Teacher: “[My Name], I see that you’ve been playing with [Friends #1, #2, and #3]. You shouldn’t be playing with them; we will find you new friends.”

Me: “But I like my friends, and all the other kids in class are mean or are into things I’m not interested in.”

Teacher: “Well, if you stop being friends with those girls, then people wouldn’t be mean to you.”

Me: “But my friends are friends with me, no matter who I hang out with. Why should I be friends with people who don’t like me because of who I am friends with?”

Teacher: “[My Name], those girls are Day School children and you’re not. You are one of the brightest students I have, and you shouldn’t be playing with them.”

Me: *looking at my teacher in confusion* “But [Teacher], I’m a child and I go to school during the day. What am I, if not a day school child?”

Teacher: *pauses* “Just go outside and try to make new friends.”
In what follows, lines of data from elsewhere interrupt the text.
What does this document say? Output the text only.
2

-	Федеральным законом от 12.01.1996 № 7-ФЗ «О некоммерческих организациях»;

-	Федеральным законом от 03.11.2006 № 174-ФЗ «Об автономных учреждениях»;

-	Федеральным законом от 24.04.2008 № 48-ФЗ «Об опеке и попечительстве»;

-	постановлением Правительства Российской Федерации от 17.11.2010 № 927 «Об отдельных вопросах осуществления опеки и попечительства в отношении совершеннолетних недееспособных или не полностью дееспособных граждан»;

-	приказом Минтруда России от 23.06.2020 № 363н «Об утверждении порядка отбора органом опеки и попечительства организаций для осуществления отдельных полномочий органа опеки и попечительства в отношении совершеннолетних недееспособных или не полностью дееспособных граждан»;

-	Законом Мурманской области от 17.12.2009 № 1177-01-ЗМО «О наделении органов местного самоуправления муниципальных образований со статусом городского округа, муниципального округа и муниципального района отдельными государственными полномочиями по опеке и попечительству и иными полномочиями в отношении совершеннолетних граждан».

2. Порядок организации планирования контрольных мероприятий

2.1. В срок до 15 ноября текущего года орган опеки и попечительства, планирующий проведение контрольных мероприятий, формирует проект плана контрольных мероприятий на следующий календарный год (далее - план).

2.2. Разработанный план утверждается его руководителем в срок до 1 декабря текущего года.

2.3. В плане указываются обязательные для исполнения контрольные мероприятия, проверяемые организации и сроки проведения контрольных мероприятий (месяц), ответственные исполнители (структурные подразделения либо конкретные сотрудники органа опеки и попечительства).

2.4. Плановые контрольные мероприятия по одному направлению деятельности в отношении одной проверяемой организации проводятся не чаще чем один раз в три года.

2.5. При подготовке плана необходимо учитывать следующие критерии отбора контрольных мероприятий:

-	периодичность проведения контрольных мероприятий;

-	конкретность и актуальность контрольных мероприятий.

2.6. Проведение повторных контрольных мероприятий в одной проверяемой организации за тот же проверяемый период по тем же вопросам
(It took me a while to work out that “day school children” meant kids who were in special ed. By the end of seventh grade, I was no longer friends with most of the girls that I was friends with in fourth grade. Some had changed schools, and some had just drifted naturally into different groups. I’m glad I never took my teacher’s advice to abandon a group of people who had welcomed me with open arms just because my teacher thought they were different than me. I’m now in my 30s and still count one of those girls as one of my closest friends.)